The first private equity funds were created in the 1950s. However, there were few such formal structures, and they were mostly marketed to institutional investors rather than to individual investors.
A series of regulatory changes in the US and Europe enabled private investors to effectively access the funds but mostly these were very wealthy individuals. These favorable regulatory events together with the evolution of the limited partnership resulted in a spectacular growth of the private equity industry.
A hypothetical investment of USD 100 invested in five different financial instruments on January 1, 1980, and assuming reinvestment of all proceeds provides a clear return comparison across asset classes. Private equity clearly shows the highest returns with an ending value of USD 27,024, equating to an annual time-weighted return of 15.0% – an outperformance of 5.5% and 4.3% over the MSCI World and S&P 500 indices, respectively.
However, as opposed to public equity investments where the investor is immediately fully invested, private equity managers usually call committed capital from their investors over time as they find investment opportunities and distribute principal and gains as investments are exited. For this reason, the timing and size of cash flows are more important than in traditional asset classes. Private equity practitioners do not typically report time-weighted returns but analyze and report performance in a money-weighted performance metric, the internal rate of return (IRR). The money-weighted mechanic of the IRR better reflects the timing and size of the underlying cash flows.
The Revenue Royalty Structure
What is a Royalty?
A royalty is a legally binding payment made to an individual or company for the ongoing use of their assets, including copyrighted works, franchises, and natural resources. An example of royalties would be payments received by musicians when their original songs are played on the radio or television, used in movies, performed at concerts, bars, and restaurants, or consumed via streaming services. In most cases, royalties are revenue generators specifically designed to compensate the owners of songs or property when they license out their assets for another party’s use.
Examples of Royalty Deals in Private Equity
A recent example of royalty deals was with a company called “Better Bath Better Body”, which is an all-natural bath salt business. When the private closed its first royalty deal with them, they were seeing roughly $1.5 Million in revenue annually.
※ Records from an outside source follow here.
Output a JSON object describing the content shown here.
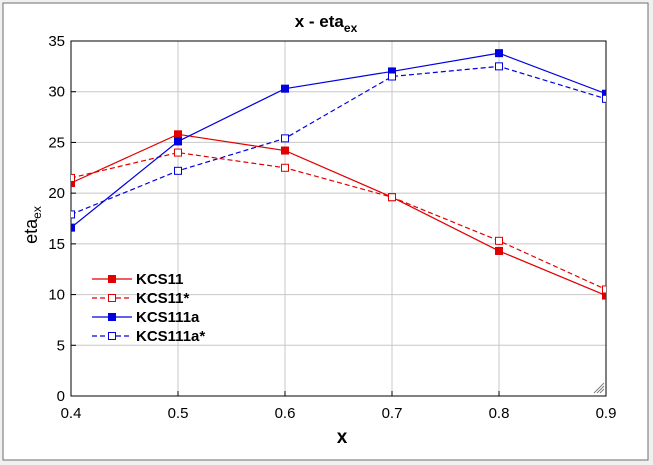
{
  "chart_data": {
    "type": "line",
    "title": "x - eta",
    "title_subscript": "ex",
    "xlabel": "x",
    "ylabel": "eta",
    "ylabel_subscript": "ex",
    "xlim": [
      0.4,
      0.9
    ],
    "ylim": [
      0,
      35
    ],
    "x_ticks": [
      "0.4",
      "0.5",
      "0.6",
      "0.7",
      "0.8",
      "0.9"
    ],
    "y_ticks": [
      "0",
      "5",
      "10",
      "15",
      "20",
      "25",
      "30",
      "35"
    ],
    "grid": true,
    "legend_position": "bottom-left",
    "x": [
      0.4,
      0.5,
      0.6,
      0.7,
      0.8,
      0.9
    ],
    "series": [
      {
        "name": "KCS11",
        "color": "#e00000",
        "dashed": false,
        "filled": true,
        "values": [
          21.0,
          25.8,
          24.2,
          19.6,
          14.3,
          9.9
        ]
      },
      {
        "name": "KCS11*",
        "color": "#e00000",
        "dashed": true,
        "filled": false,
        "values": [
          21.5,
          24.0,
          22.5,
          19.6,
          15.3,
          10.5
        ]
      },
      {
        "name": "KCS111a",
        "color": "#0000e0",
        "dashed": false,
        "filled": true,
        "values": [
          16.6,
          25.1,
          30.3,
          32.0,
          33.8,
          29.8
        ]
      },
      {
        "name": "KCS111a*",
        "color": "#0000e0",
        "dashed": true,
        "filled": false,
        "values": [
          17.9,
          22.2,
          25.4,
          31.5,
          32.5,
          29.3
        ]
      }
    ]
  }
}
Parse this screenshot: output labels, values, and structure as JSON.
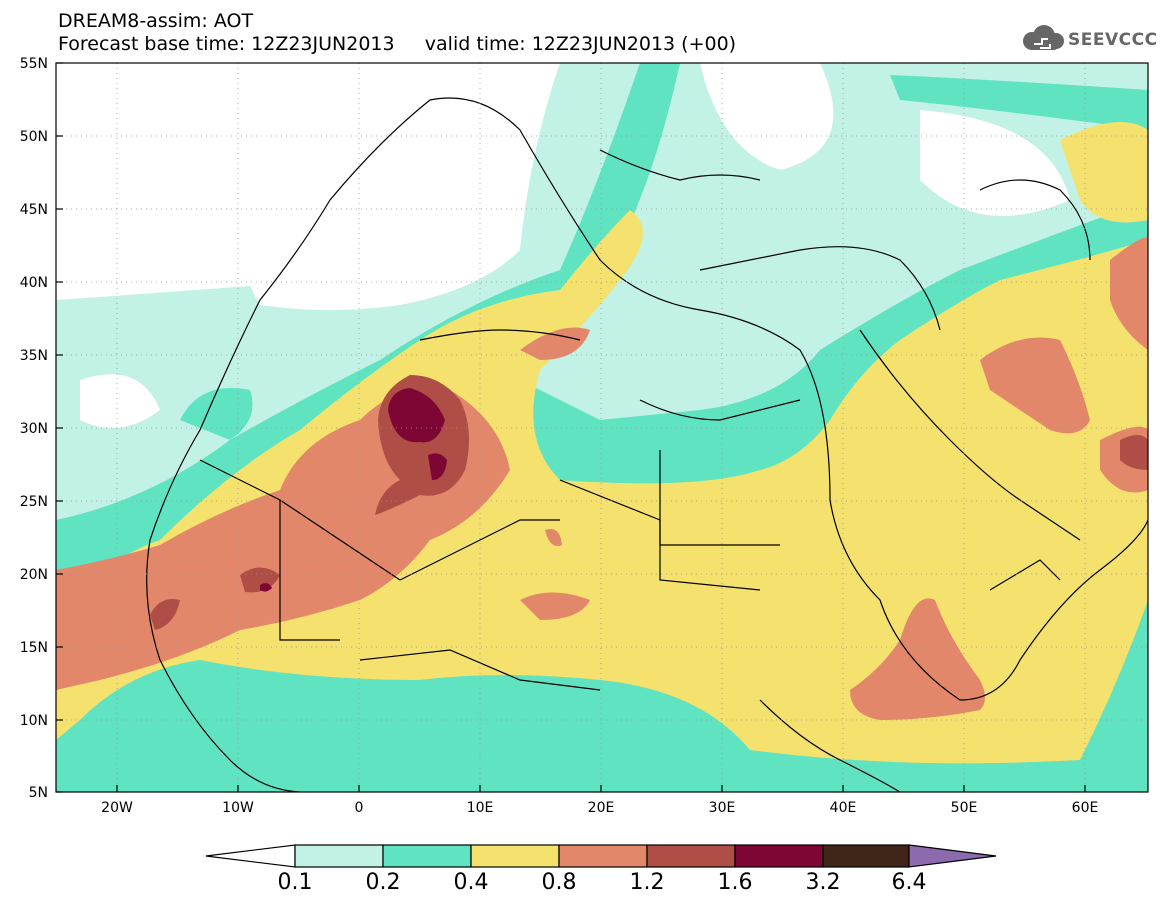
{
  "header": {
    "line1": "DREAM8-assim: AOT",
    "line2": "Forecast base time: 12Z23JUN2013     valid time: 12Z23JUN2013 (+00)"
  },
  "logo": {
    "text": "SEEVCCC",
    "icon": "cloud-icon"
  },
  "map": {
    "lat_labels": [
      "55N",
      "50N",
      "45N",
      "40N",
      "35N",
      "30N",
      "25N",
      "20N",
      "15N",
      "10N",
      "5N"
    ],
    "lon_labels": [
      "20W",
      "10W",
      "0",
      "10E",
      "20E",
      "30E",
      "40E",
      "50E",
      "60E"
    ],
    "region": "North Africa / Mediterranean / Middle East"
  },
  "colorbar": {
    "labels": [
      "0.1",
      "0.2",
      "0.4",
      "0.8",
      "1.2",
      "1.6",
      "3.2",
      "6.4"
    ],
    "colors": [
      "#ffffff",
      "#c2f1e6",
      "#5fe3c0",
      "#f5e16d",
      "#e3876a",
      "#ae4e46",
      "#7e0634",
      "#3f2619",
      "#8c6aad"
    ]
  }
}
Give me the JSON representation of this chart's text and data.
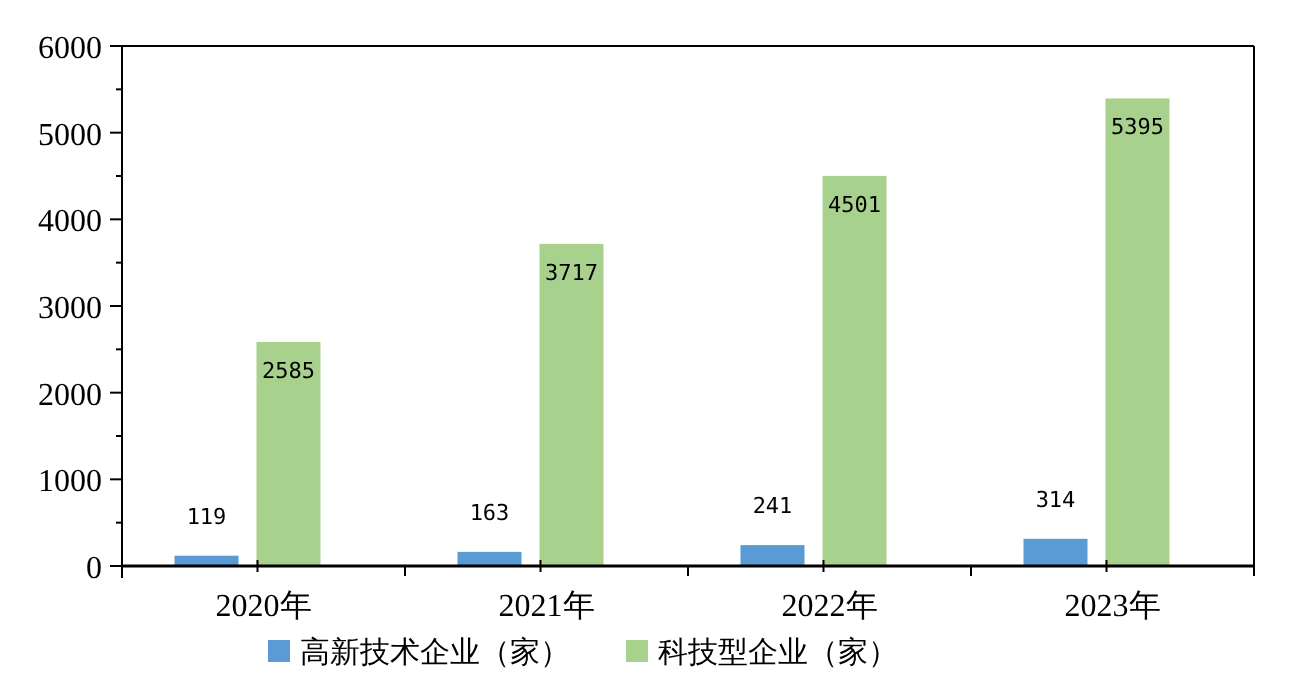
{
  "chart_data": {
    "type": "bar",
    "categories": [
      "2020年",
      "2021年",
      "2022年",
      "2023年"
    ],
    "series": [
      {
        "name": "高新技术企业（家）",
        "color": "#5b9bd5",
        "values": [
          119,
          163,
          241,
          314
        ]
      },
      {
        "name": "科技型企业（家）",
        "color": "#a9d18e",
        "values": [
          2585,
          3717,
          4501,
          5395
        ]
      }
    ],
    "ylim": [
      0,
      6000
    ],
    "yticks": [
      0,
      {
        "value": 500,
        "label": null
      },
      1000,
      {
        "value": 1500,
        "label": null
      },
      2000,
      {
        "value": 2500,
        "label": null
      },
      3000,
      {
        "value": 3500,
        "label": null
      },
      4000,
      {
        "value": 4500,
        "label": null
      },
      5000,
      {
        "value": 5500,
        "label": null
      },
      6000
    ],
    "data_labels": true,
    "legend": "bottom",
    "grid": false
  }
}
Since the deal, they’ve grown their revenue amount to approximately $3.5 Million over the last 2 years.
The fund up a structure where the fund received a 1.2x return on the investment via monthly wire transfer. Plus, it was agreed that the fund would own equity warrants in the company. When they sold the company, the fund would receive 16% of the sales price. And because it’s an equity warrant, the fund cannot get diluted by raising more capital.
This is a critical point. If you invest in an equity warrant that is structured to be activated at the exit and doesn’t have a termination date, then it doesn’t matter if they raise capital. If it’s written so that the fund can’t be diluted, you get a specified percentage of the company at the exit, it doesn’t matter if they have diluted someone else. The fund would still get its agreed-upon percentage at the exit.
If you are analyzing a company with a gross revenue royalty deal, the company may claim that its valuation is $4 Million for example. If you see that the company has only earned $2 million in revenue, then you may be hesitant to close the deal since the valuation doesn’t seem to accommodate their figures.
However, if the goal is just to invest for income, then you would want to discuss the gross revenue royalty after you understand what the company can afford cash flow-wise. After closing the deal, the fund will receive a payment each month based on the royalty percentage agreed.
For example, at a 5% royalty amount, the fund would receive $5 for every $100 in revenue until you get all investment and interest back and you have the bonus on the potential exit.
Alternatively, if you just buy equity and no dividends are coming out, then you’re just making money at the exit. This is something to keep in mind when investing in private equity.